Three Climbers Killed After 400-foot Fall in Washington
On Saturday, May 10, three climbers were killed in a rappelling accident in Washington Pass’s Liberty Bell Group. A fourth member of the team narrowly survived the incident and is currently hospitalized.
Undersheriff Dave Yarnell, of the Okanogan County Sheriff’s Office, told Climbing that the coroner’s office had not yet confirmed the names of the individuals, but that the climbing party consisted of all adult males, with the deceased men aged 36, 47, and 63.
The group was attempting to climb Early Winter Couloir (AI3 M4+), an alpine mixed route that ascends a prominent couloir between the North and South Early Winters Spires. They were roughly halfway up the 1,100-foot line at around 5:30 p.m. on Saturday evening, when they noticed a storm coming in and decided to retreat.
Much surrounding the accident is still unclear, but at some point during their descent the team’s anchor point failed, and all four climbers fell at the same time. “We calculated about a 200-foot near-vertical fall,” Yarnell said. “Then they landed on a rocky, partially snow-covered chute, and tumbled another 200 feet or so down this chute, tangled in their ropes.”
Once the group came to a halt, after a total fall of roughly 400 feet, the surviving member of the party managed to hike out to the trailhead, and then drove roughly 60 miles west on Highway 20 to Newhalem, Washington, where he used a payphone to call emergency services. This decision seems to indicate that the climber did not know the area well, because it would have been far faster to drive east, to the community of Mazama, which is just 15 or so miles from the trailhead. “He took the long route,” Yarnell said. “He spent at least an hour or more driving over the Cascade mountain range.”
A Snohomish County helicopter rescue team later extracted the three bodies from the mountain. A coroner’s report found that the deceased men suffered from severe head trauma and multiple leg fractures.

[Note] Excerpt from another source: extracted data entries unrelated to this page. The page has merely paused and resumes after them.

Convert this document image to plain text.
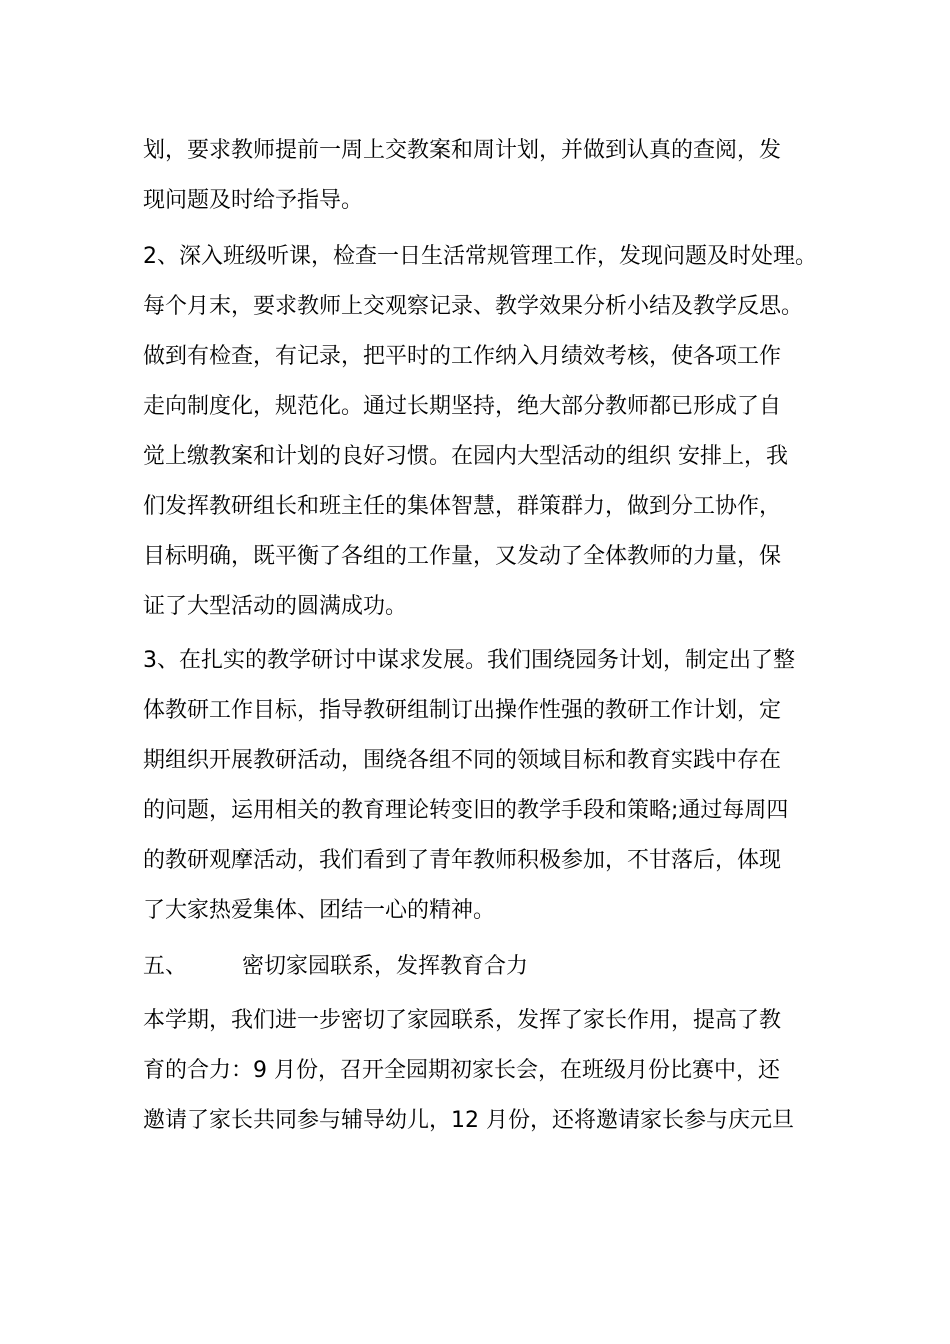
划，要求教师提前一周上交教案和周计划，并做到认真的查阅，发
现问题及时给予指导。
2、深入班级听课，检查一日生活常规管理工作，发现问题及时处理。
每个月末，要求教师上交观察记录、教学效果分析小结及教学反思。
做到有检查，有记录，把平时的工作纳入月绩效考核，使各项工作
走向制度化，规范化。通过长期坚持，绝大部分教师都已形成了自
觉上缴教案和计划的良好习惯。在园内大型活动的组织 安排上，我
们发挥教研组长和班主任的集体智慧，群策群力，做到分工协作，
目标明确，既平衡了各组的工作量，又发动了全体教师的力量，保
证了大型活动的圆满成功。
3、在扎实的教学研讨中谋求发展。我们围绕园务计划，制定出了整
体教研工作目标，指导教研组制订出操作性强的教研工作计划，定
期组织开展教研活动，围绕各组不同的领域目标和教育实践中存在
的问题，运用相关的教育理论转变旧的教学手段和策略;通过每周四
的教研观摩活动，我们看到了青年教师积极参加，不甘落后，体现
了大家热爱集体、团结一心的精神。
五、 密切家园联系，发挥教育合力
本学期，我们进一步密切了家园联系，发挥了家长作用，提高了教
育的合力：9 月份，召开全园期初家长会，在班级月份比赛中，还
邀请了家长共同参与辅导幼儿，12 月份，还将邀请家长参与庆元旦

The surviving climber initially refused medical attention, but was later taken to Harborview Medical Center in Seattle, where he is being treated for internal bleeding and a traumatic brain injury. His current condition is uncertain, said Yarnell.
The undersheriff said that the authorities are still investigating exactly what went wrong on Early Winter Couloir, but confirmed the team was equipped with climbing harnesses, ropes, removable protection, and all other technical equipment expected for a party on that route. He also confirmed that all four men were attached to the same rope when they fell, and that their rope was found attached to a single piton, “which was very weathered and old-looking.”
It’s unclear if all four men were rappelling off of a single piton or if their anchor was backed up with additional protection which has yet to be recovered.
What went wrong? What can we learn?
We likely won’t get any surefire answers until the survivor’s medical condition is stable. With the limited information on-hand, it’s hard to make accurate judgements about the quality of the party’s anchor or the method by which they chose to descend the route. That said, any rappel anchor reliant on a single point—particularly a pre-existing piton of dubious integrity—is lacking in redundancy.
Yarnell also said the group did not appear to have a Garmin inReach, ZOLEO, SPOT, or other emergency satellite communicator. “We’ve noticed that a lot of folks that come out here to recreate in the wilderness are not carrying a GPS locator device,” he said. “This greatly increases the amount of time it takes us to know if someone is in trouble, and then for us to put together a rescue mission. When you are going into an extremely remote area like this and you have a problem, communication is everything. It wouldn’t have saved these guys’ lives, but we certainly could have helped the survivor get to aid sooner. Instead he had to drive over an hour in the dark, alone.”
“Make sure you have a plan in place, that someone knows where you’re going,” Yarnell added. “Make sure you sign in at trailhead logs, and if there isn’t a log, consider leaving a note on your car explaining where you’re going, how many are in your party, and how long you’ll be gone.”